L'assessore Felicori non nasconde i problemi riscontrati dalla Direzione regionale nei mesi scorsi e, nella risposta ai consiglieri regionali, evidenzia anche come si resti «in una situazione di notevole difficoltà, posto che l'apertura al pubblico è uno dei requisiti minimi di un sito culturale». Da qui la proposta, già circolata ma ora confermata in un atto ufficiale, di «unire Torrechiara al Complesso della Pilotta».
Assessore Felicori da dove nasce la sua proposta?
«Da tempo vado ripetendo che i musei minori (per taglia ovviamente) si devono aggregare a quelli maggiori, già autonomi come gestione, o per vicinanza territoriale o per materia. Nel caso specifico di Torrechiara questo può avvenire proprio con il Complesso della Pilotta. Ritengo che il castello ne trarrebbe grande giovamento e rafforzerebbe l'immagine di quel “sistema storico-culturale ducale” che, secondo me, è il “prodotto” da coordinare e promuovere a livello internazionale.
Quando ero direttore della Reggia di Caserta aveva proposto la stessa cosa per i piccoli musei archeologici presenti sul territorio. Per dare loro più valore avevo indicato come referente o la stessa Reggia, che avrebbe avuto la funzione della Pilotta per Torrechiara, o il museo archeologico di Napoli così da creare un insieme di siti culturali con un importante fulcro centrale. È la stessa idea che propongo ora per Parma e il castello».

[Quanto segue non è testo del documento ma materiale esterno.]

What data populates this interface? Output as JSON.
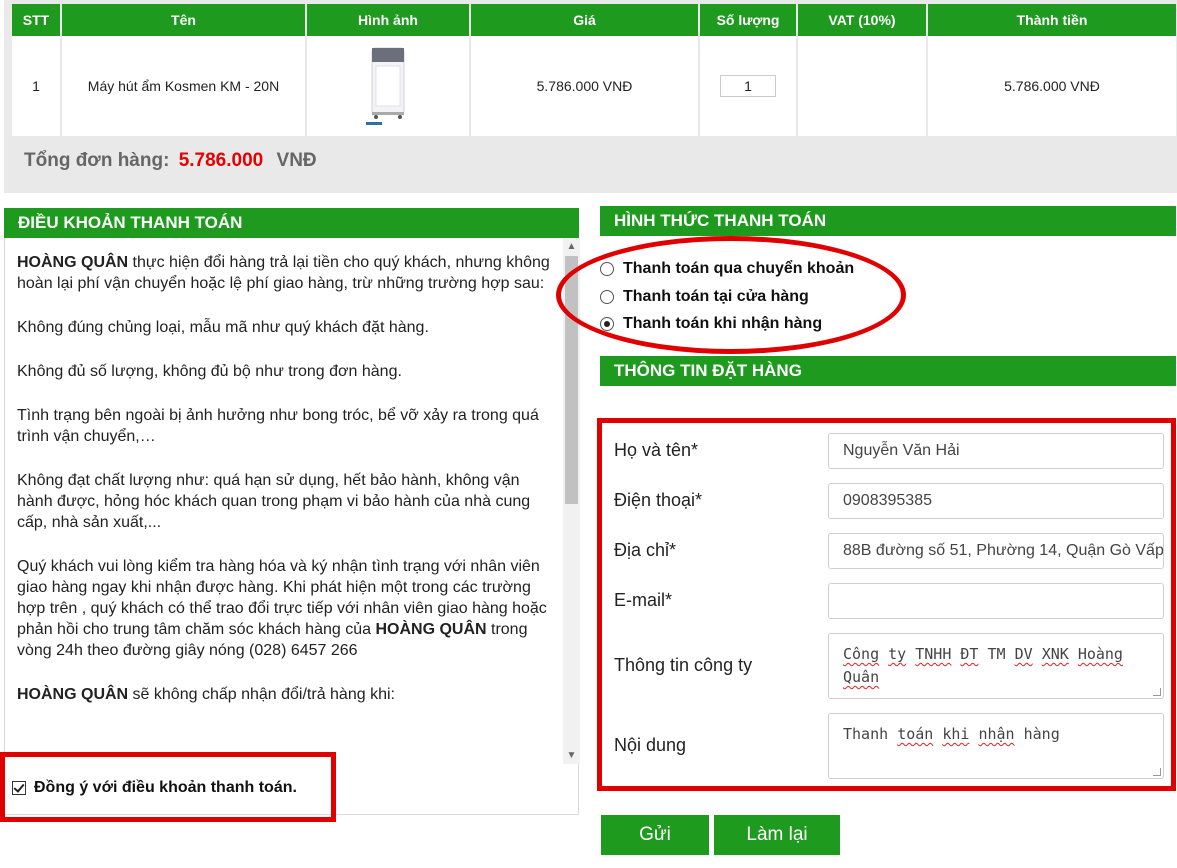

In concreto cosa potrebbe offrire la nuova gestione che lei propone?
«Tutti i musei statali che grazie alla riforma Franceschini del 2014 sono stati resi autonomi hanno registrato una grande accelerazione nella propria attività, una dinamicità che ha portato ad avere più eventi, più investimenti e, alla fine, più visitatori. La formula dell'autonomia, anche se il personale resta ovviamente dipendente del ministero, si è insomma dimostrata molto efficace con un aumento delle presenze dal 10 sino al 30 per cento. Così è stato anche per il Complesso della Pilotta che avrebbe gli strumenti per aiutare quei musei di dimensioni più piccole, come il castello di Torrechiara, che sono rimasti esclusi da questo movimento innovativo. Ora è il momento di mettere il piede sull'acceleratore».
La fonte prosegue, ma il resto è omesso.